Part B – Determining the Rate of H2O2 Decomposition

  1. Use the H2O2syringe to add 10 mL of H2O2 to each of the cups labeled 10 sec, 30 sec, 60 sec, 120 sec, and 240 sec.
  2. Before beginning the timed tests, pre-measure 10 mL of H2SO4 in the H2SO4 syringe so you can stop the reaction at precisely the desired time.
  3. Use two transfer pipets to add 1 mL of catalase and 1 mL of dH2O to the cup labeled 10 sec.
  4. Swirl the cup to mix the contents.
  5. At exactly 10 seconds, add 10 mL of H2SO4 to the 10 sec cup.
  6. Repeat steps 2-5, as above, but allow the reactions to proceed for 30, 60, 120, or 240 seconds before adding the H2SO4.
  1. To titrate . . . For each test, use the Transfer syringe to remove 5 mL of solution from the test cup and put it in the second labeled Titration cup, marked with a “T”. Rinse the Transfer syringe between tests by drawing up water from the Wash Water cup and squirting it into the sink.
  2. Make sure you have recorded the initial volume of KMnO4 in the Data Table.
  3. Place a piece of white paper underneath the titration cup. Titrate with KMnO4, adding a drop at a time until a persistent pinkish-brown color is obtained. Be sure to continuously swirl the cup or mix with the glass stir rod. Record the final buret volume in the data table.
  4. Do not discard solutions until all titrations are completed.

Part C – Determining the Effect of a Variable on the Rate of H2O2 Decomposition at 0-30 seconds

  1. Using table data from Part B, calculate the Rate of Reaction from 0-30 seconds. Record.
  2. Rinse out the cup labeled 30 sec
  3. Repeat steps 1-10 as listed above for the 30 second test ONLY, making the necessary adjustment for the variable being tested.

2X Enzyme (1:5 ratio of Enzyme to Substrate)

Add 2.0 mL catalase and no dH2O in Step 3.
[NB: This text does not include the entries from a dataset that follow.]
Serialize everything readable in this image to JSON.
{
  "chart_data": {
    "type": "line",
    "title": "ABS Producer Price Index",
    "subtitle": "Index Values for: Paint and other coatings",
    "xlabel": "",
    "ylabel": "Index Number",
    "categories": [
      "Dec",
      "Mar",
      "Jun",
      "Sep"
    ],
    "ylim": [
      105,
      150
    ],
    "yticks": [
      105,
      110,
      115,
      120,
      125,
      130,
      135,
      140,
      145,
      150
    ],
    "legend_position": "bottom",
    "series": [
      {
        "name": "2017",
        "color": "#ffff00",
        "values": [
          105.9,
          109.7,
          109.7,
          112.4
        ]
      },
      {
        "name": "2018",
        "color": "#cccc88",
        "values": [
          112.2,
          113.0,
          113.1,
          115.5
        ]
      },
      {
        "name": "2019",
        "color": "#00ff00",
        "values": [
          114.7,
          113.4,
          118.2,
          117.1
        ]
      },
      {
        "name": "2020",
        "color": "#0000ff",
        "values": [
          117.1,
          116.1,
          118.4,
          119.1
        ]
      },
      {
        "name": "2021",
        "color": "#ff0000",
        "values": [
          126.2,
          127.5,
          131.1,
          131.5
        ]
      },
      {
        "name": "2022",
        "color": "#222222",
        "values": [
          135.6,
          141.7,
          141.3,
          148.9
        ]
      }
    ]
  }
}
2X Substrate (1:20 ratio of Enzyme to Substrate)

Use 3.0% H2O2 in Step 1.

  1. Calculate the Rate of Reaction for 0-30 seconds for doubling the enzyme concentration and doubling the substrate concentration.
  2. Post class data.

**Class Data will be posted on my web page**

Clean-Up

  • Please place lab handouts, Lab Notebook in lab chairs
  • Use the remaining H2O2 and dH2O to clean the buret…
  • Empty KMnO4 from buret into plastic cup labeled KMnO4.
  • Close buret valve and flush buret with remaining H2O2.
  • Discard buret contents into large plastic cup labeled “Buret Flush”.
  • Flush buret with distilled water.
  • Empty contents of Buret Flush cup in sink and rinse the cup.
  • Discard all remaining solutions into sink.
  • Rinse and dry all plastic cups.
  • Rinse all syringes, plastic pipets thoroughly.
  • Wipe down table top.
  • Remove safety equipment and wash hands.